In a bid to prevent crimes against women, all mobile phones sold in India will soon have a physical panic button installed. Ravi Shankar Prasad, Minister for Department of Telecommunications announced on Twitter that the new rule will go into effect in January 2017. When pressed, the panic button will send an alert to police and people chosen by the phone’s user.
A release by the Indian government’s Press Information Bureau said regulators decided a physical panic button is better than an app, however, because “a woman in distress does not have more than a second or two to send out a distress message as a perpetrator will often reach out to her mobile phone in the event of a physical/sexual assault.”
While we appreciate this initiative by the Government of India and feel it is a step in the right direction, we also feel that it is once again a case of looking for cures rather than preventive techniques. Although, helplines and panic buttons are a start in this endeavour, but there is no guarantee that they will help reduce crimes like rape. For one thing, about 70 percent of incidents are committed in homes by people known to victims, which makes them harder to prevent. Furthermore, the majority of crimes against women are still unreported because of social stigma and cumbersome legal procedures—issues that can’t be solved by a button or phone number.
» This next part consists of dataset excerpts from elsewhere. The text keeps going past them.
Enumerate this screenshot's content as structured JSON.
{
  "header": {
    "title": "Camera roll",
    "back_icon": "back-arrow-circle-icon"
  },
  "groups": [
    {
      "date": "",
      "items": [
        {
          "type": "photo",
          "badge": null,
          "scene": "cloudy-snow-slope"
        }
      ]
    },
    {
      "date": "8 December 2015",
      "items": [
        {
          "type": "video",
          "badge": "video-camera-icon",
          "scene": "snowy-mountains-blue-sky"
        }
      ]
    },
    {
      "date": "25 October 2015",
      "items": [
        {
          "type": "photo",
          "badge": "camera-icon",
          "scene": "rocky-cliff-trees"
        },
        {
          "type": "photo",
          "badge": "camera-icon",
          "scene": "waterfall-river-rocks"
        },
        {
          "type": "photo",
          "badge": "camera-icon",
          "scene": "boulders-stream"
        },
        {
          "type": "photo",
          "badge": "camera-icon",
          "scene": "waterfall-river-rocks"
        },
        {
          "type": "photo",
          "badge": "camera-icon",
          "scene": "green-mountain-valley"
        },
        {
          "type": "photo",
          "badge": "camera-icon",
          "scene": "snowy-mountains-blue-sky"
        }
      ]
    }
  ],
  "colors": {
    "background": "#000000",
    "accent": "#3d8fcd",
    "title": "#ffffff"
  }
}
Once a case is reported, there are a number of mechanisms which come into play- such as the role of police, availability of ambulances, legal redressal systems and social stigma. It is also important for the policy makers to take these myriad of forces into consideration, when addressing crimes against women. So while we do feel that the presence of panic buttons will definitely increase the reporting of crimes against women, other systems also need to be in place for it to be truly effective.